By: Mr. Wilson on November 21, 2011
Lincoln is considering a code change that would require all new furnaces to have an efficiency rating of 90 percent or better. The question of the day, then, is this: Is it a good idea? High-efficiency furnaces are unquestionably better for just about everybody. Better efficiency means lower heating costs for homeowners. Higher purchase prices mean more money for sellers. Less wasted energy means lower contribution to global climate change. And so on. But there are costs. Most obviously, generally speaking the higher the efficiency rating, the higher the cost of the furnace. If code mandates a higher-rated system than what you would otherwise purchase, you're effectively being forced to pay a "tax" of sorts.
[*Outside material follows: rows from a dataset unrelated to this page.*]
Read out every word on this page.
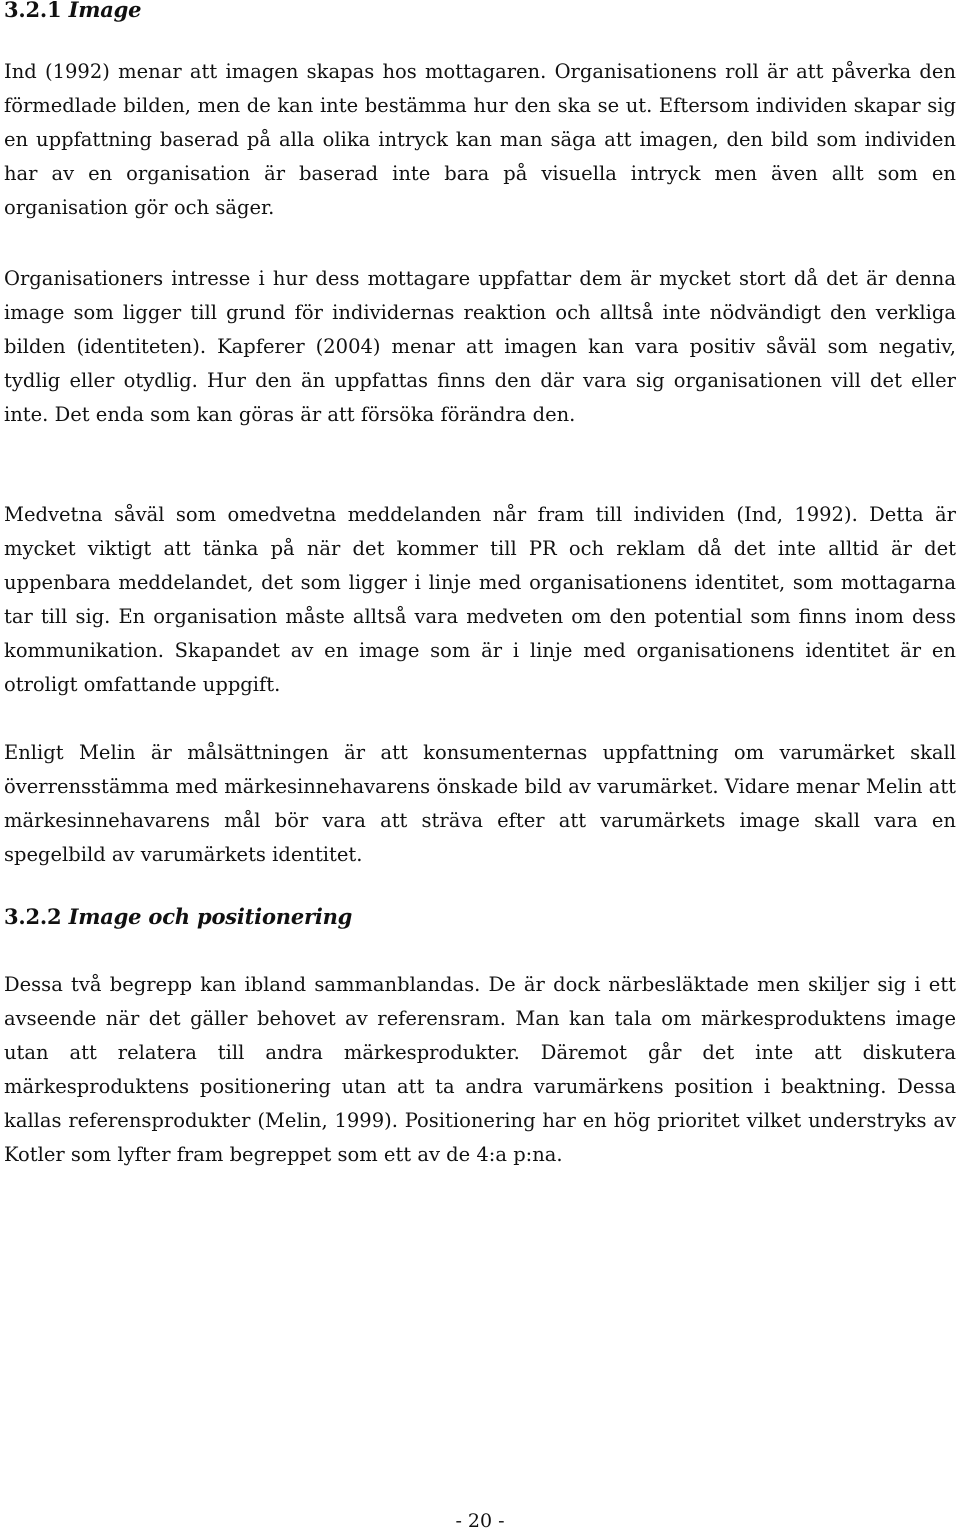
3.2.1 Image

Ind (1992) menar att imagen skapas hos mottagaren. Organisationens roll är att påverka den förmedlade bilden, men de kan inte bestämma hur den ska se ut. Eftersom individen skapar sig en uppfattning baserad på alla olika intryck kan man säga att imagen, den bild som individen har av en organisation är baserad inte bara på visuella intryck men även allt som en organisation gör och säger.

Organisationers intresse i hur dess mottagare uppfattar dem är mycket stort då det är denna image som ligger till grund för individernas reaktion och alltså inte nödvändigt den verkliga bilden (identiteten). Kapferer (2004) menar att imagen kan vara positiv såväl som negativ, tydlig eller otydlig. Hur den än uppfattas finns den där vara sig organisationen vill det eller inte. Det enda som kan göras är att försöka förändra den.

Medvetna såväl som omedvetna meddelanden når fram till individen (Ind, 1992). Detta är mycket viktigt att tänka på när det kommer till PR och reklam då det inte alltid är det uppenbara meddelandet, det som ligger i linje med organisationens identitet, som mottagarna tar till sig. En organisation måste alltså vara medveten om den potential som finns inom dess kommunikation. Skapandet av en image som är i linje med organisationens identitet är en otroligt omfattande uppgift.

Enligt Melin är målsättningen är att konsumenternas uppfattning om varumärket skall överrensstämma med märkesinnehavarens önskade bild av varumärket. Vidare menar Melin att märkesinnehavarens mål bör vara att sträva efter att varumärkets image skall vara en spegelbild av varumärkets identitet.

3.2.2 Image och positionering

Dessa två begrepp kan ibland sammanblandas. De är dock närbesläktade men skiljer sig i ett avseende när det gäller behovet av referensram. Man kan tala om märkesproduktens image utan att relatera till andra märkesprodukter. Däremot går det inte att diskutera märkesproduktens positionering utan att ta andra varumärkens position i beaktning. Dessa kallas referensprodukter (Melin, 1999). Positionering har en hög prioritet vilket understryks av Kotler som lyfter fram begreppet som ett av de 4:a p:na.

- 20 -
Arguably the extra cost would pay for itself over time, but the return on investment over 15 years is little consolation to somebody who is forced to pony up hundreds of dollars today that they don't want (or aren't able) to spend. An additional, less obvious cost is the freedom to purchase the product that's right for you. There's no such absolute freedom, of course. You can't go out and buy an asbestos comforter for your newborn, for example. We as a society have decided to protect others from their own stupidity by outlawing such things. On the other hand, you can go out and buy alcohol more or less at will despite its capacity for killing and maiming.